Model Behavior and Results
The two implementations emphasize slightly different strengths.
Implementation 1 showed that pre-meal glucose prediction can be framed as a sparse regression problem where a relatively small predictor set can still retain useful accuracy. One of its key findings was that including patient identity improves fit, but also makes the model less general.

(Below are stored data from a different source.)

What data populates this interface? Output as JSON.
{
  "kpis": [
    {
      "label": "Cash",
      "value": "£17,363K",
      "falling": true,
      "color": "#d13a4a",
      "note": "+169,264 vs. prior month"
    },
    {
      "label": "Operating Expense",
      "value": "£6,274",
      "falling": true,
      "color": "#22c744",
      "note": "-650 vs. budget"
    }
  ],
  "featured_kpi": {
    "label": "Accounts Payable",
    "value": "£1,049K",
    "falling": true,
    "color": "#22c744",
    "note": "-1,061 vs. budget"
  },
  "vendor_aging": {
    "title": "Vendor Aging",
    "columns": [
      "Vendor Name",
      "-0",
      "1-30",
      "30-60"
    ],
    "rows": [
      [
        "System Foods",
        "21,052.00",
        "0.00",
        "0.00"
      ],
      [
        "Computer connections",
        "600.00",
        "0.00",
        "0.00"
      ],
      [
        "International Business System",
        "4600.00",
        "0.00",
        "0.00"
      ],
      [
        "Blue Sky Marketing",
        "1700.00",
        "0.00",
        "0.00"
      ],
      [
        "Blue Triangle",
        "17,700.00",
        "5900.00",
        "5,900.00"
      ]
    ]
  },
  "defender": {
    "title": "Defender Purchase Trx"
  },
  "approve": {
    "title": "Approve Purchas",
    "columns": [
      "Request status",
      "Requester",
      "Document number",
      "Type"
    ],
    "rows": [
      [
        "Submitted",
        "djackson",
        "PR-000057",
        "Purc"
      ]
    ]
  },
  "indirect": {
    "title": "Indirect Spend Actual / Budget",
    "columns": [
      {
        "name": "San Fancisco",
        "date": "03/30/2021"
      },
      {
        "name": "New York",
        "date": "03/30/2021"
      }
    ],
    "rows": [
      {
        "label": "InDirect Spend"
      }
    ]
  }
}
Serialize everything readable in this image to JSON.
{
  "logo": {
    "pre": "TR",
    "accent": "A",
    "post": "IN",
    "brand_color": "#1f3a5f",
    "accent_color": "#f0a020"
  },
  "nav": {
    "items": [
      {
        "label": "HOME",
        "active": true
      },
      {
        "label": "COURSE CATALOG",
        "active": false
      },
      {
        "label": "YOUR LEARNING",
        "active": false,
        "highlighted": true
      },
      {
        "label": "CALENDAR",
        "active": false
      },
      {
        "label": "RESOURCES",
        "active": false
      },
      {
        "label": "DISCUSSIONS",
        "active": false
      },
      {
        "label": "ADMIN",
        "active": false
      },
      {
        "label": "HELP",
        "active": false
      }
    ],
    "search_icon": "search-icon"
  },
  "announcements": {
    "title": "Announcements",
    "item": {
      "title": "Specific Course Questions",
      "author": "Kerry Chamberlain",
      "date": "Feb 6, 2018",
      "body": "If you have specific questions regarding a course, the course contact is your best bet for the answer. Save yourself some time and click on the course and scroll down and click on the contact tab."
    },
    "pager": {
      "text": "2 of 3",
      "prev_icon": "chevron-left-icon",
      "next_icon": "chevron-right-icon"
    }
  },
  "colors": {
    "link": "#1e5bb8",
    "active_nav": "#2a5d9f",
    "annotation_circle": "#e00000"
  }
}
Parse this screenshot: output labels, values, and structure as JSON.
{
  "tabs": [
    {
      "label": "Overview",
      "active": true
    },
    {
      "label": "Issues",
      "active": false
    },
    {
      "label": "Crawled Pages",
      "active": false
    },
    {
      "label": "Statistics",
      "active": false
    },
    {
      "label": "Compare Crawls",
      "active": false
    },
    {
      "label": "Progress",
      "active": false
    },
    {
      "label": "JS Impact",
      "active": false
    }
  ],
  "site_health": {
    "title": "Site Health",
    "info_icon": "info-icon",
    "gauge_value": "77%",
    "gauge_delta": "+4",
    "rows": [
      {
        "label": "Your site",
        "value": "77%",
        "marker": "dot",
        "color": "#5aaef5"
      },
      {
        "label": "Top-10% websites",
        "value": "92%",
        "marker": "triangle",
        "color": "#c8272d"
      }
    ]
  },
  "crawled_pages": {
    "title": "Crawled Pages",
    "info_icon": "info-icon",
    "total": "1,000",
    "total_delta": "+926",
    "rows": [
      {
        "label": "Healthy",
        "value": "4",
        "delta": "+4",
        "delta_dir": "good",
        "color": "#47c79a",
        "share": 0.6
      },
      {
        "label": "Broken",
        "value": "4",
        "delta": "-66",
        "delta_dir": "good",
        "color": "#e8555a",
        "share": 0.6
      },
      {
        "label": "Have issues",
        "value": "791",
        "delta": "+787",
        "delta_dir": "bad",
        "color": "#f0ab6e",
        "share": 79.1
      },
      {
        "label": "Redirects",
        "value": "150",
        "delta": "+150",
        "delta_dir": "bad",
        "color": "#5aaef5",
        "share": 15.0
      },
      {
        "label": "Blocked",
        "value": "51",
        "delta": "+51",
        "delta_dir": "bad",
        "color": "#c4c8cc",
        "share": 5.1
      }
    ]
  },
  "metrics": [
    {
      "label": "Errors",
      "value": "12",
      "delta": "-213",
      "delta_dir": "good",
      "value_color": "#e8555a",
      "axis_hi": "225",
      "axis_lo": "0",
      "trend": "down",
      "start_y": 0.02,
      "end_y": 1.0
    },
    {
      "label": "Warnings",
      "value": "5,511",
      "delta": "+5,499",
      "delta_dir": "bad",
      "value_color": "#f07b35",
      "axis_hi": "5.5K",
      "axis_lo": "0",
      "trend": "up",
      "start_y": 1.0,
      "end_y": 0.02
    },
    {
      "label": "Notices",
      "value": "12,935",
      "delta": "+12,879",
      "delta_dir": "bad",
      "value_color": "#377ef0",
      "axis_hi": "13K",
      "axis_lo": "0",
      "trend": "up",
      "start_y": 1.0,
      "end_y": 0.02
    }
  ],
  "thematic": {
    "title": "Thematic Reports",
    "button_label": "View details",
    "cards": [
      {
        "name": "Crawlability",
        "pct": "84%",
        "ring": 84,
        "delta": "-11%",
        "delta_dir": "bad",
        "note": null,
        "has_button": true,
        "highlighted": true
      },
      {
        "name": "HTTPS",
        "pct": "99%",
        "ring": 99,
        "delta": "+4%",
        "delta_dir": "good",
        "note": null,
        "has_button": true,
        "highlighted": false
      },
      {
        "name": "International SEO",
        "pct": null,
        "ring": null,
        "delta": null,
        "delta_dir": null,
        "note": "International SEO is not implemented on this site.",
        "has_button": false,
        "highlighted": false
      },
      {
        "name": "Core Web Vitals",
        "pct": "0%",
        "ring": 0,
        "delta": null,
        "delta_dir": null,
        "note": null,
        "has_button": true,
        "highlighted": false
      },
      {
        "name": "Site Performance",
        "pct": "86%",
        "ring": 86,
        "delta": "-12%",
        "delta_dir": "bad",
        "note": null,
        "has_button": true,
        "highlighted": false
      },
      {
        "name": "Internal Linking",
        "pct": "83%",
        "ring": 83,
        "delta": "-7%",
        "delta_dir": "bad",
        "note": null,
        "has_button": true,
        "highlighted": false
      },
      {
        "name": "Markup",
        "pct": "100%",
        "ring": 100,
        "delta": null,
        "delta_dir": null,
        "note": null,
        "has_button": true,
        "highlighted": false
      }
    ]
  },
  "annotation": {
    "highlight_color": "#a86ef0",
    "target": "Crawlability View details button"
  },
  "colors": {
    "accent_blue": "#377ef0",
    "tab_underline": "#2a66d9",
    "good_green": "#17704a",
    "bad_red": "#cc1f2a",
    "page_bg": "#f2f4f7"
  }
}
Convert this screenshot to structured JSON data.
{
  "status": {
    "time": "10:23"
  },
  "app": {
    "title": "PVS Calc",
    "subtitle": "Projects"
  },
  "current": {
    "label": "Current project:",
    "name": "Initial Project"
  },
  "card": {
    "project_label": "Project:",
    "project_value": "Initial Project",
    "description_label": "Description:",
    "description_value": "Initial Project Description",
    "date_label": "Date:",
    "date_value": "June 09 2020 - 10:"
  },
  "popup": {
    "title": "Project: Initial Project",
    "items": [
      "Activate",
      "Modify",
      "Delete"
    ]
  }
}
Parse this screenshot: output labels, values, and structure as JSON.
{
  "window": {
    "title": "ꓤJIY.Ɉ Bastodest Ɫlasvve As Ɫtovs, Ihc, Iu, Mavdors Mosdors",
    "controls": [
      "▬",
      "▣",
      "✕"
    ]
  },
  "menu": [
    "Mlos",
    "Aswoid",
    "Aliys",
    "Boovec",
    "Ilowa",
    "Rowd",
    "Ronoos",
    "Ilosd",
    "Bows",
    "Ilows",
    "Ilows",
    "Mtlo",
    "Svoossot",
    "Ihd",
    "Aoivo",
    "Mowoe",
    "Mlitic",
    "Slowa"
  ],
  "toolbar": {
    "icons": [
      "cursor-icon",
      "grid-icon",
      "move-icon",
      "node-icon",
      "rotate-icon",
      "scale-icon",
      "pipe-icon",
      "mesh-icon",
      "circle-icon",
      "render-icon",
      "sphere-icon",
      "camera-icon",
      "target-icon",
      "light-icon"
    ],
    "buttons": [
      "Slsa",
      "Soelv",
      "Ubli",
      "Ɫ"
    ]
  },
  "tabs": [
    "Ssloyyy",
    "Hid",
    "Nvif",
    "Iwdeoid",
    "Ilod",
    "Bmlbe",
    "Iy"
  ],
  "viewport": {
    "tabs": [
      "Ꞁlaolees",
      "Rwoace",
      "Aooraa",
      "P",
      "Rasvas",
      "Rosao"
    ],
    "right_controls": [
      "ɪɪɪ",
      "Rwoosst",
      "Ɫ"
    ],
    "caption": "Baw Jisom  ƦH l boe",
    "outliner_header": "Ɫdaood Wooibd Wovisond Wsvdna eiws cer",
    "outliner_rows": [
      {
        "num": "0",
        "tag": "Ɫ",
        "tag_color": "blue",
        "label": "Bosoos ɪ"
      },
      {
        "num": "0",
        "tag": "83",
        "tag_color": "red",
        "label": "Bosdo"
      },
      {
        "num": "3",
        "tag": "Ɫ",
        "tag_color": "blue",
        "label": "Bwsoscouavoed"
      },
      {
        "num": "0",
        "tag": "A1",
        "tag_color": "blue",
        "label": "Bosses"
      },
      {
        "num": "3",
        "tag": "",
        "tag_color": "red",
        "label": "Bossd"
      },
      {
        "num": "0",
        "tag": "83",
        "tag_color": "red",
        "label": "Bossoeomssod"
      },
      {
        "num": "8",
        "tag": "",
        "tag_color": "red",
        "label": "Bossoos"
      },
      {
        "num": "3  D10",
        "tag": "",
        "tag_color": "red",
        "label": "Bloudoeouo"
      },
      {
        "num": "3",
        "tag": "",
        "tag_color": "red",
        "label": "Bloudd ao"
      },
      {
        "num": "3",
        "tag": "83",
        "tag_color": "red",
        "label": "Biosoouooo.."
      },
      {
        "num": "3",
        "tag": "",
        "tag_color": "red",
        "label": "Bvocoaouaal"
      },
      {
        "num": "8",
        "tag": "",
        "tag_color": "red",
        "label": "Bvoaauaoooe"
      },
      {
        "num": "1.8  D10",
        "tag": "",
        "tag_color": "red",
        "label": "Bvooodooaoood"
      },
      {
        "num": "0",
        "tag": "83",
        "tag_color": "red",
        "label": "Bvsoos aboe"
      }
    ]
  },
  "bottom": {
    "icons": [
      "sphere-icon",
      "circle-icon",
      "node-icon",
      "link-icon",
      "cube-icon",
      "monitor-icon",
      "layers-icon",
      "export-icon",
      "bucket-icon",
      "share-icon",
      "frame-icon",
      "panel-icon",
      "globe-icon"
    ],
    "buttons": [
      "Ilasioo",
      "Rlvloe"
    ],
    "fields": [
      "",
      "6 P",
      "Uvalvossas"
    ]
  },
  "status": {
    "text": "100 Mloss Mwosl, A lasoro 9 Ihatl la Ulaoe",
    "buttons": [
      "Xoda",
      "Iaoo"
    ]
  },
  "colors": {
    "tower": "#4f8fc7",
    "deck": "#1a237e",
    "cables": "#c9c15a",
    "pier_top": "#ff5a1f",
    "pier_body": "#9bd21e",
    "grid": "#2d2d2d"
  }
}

Notable findings from the slides:
- the general Elastic Net model selected 7 predictors
- the patient-ID Elastic Net version selected 43 predictors
- incorporating patient identity improved performance by about 6 percent in the reported comparison
Implementation 2 reported its strongest overall test performance with the L2-regularized model:
L2 regularization: lowest reported overall test MAPE at15.25%LASSO: more parsimonious because coefficients can shrink fully to zeroElastic Net: middle ground between sparsity and coefficient stabilityUnconstrained least squares: least sparse baseline
The residual and Q-Q plot discussion in the slides suggests the linear fit was generally reasonable, with only mild evidence of possible nonlinearity.
Key Insights
Several higher-level conclusions came out of the compare-and-contrast approach:
- pre-meal glucose is not random and does contain predictive structure from prior activity
- sparse models can remain competitive while being easier to interpret
- patient-specific modeling may be more useful for ongoing monitoring of known patients
- simpler models may be more appropriate when patient history is limited
The presentation also highlights an important modeling reality: a one-size-fits-all approach is weak for this problem because individuals differ in metabolism, physiology, insulin response, and daily habits.
Limitations
The slide deck calls out a few major limitations:
- the dataset is small and medically constrained
- the source data is irregular rather than a clean evenly spaced time series
- richer physiological and contextual patient features were unavailable
- simpler models may trade lower variance for increased bias
- purely linear methods may miss nonlinear glucose dynamics
Future Work
If more time and richer data were available, the project would extend the feature space with:
- meal carbohydrate amount
- patient physiology such as age, weight, and metabolism
- medical background
- exercise intensity
- sleep and stress information
- meal context
- body composition
The team also proposed comparing the sparse regression framework against more explicit time-series models such as autoregressive methods or LSTM networks, especially because real glucose behavior may include seasonality and cyclic structure.
Takeaways
This project is a strong example of using optimization as a modeling lens rather than treating prediction as a black box. By comparing two different sparse-regression workflows, it shows how interpretability, sparsity, and predictive accuracy can be balanced in a healthcare setting where explainability matters.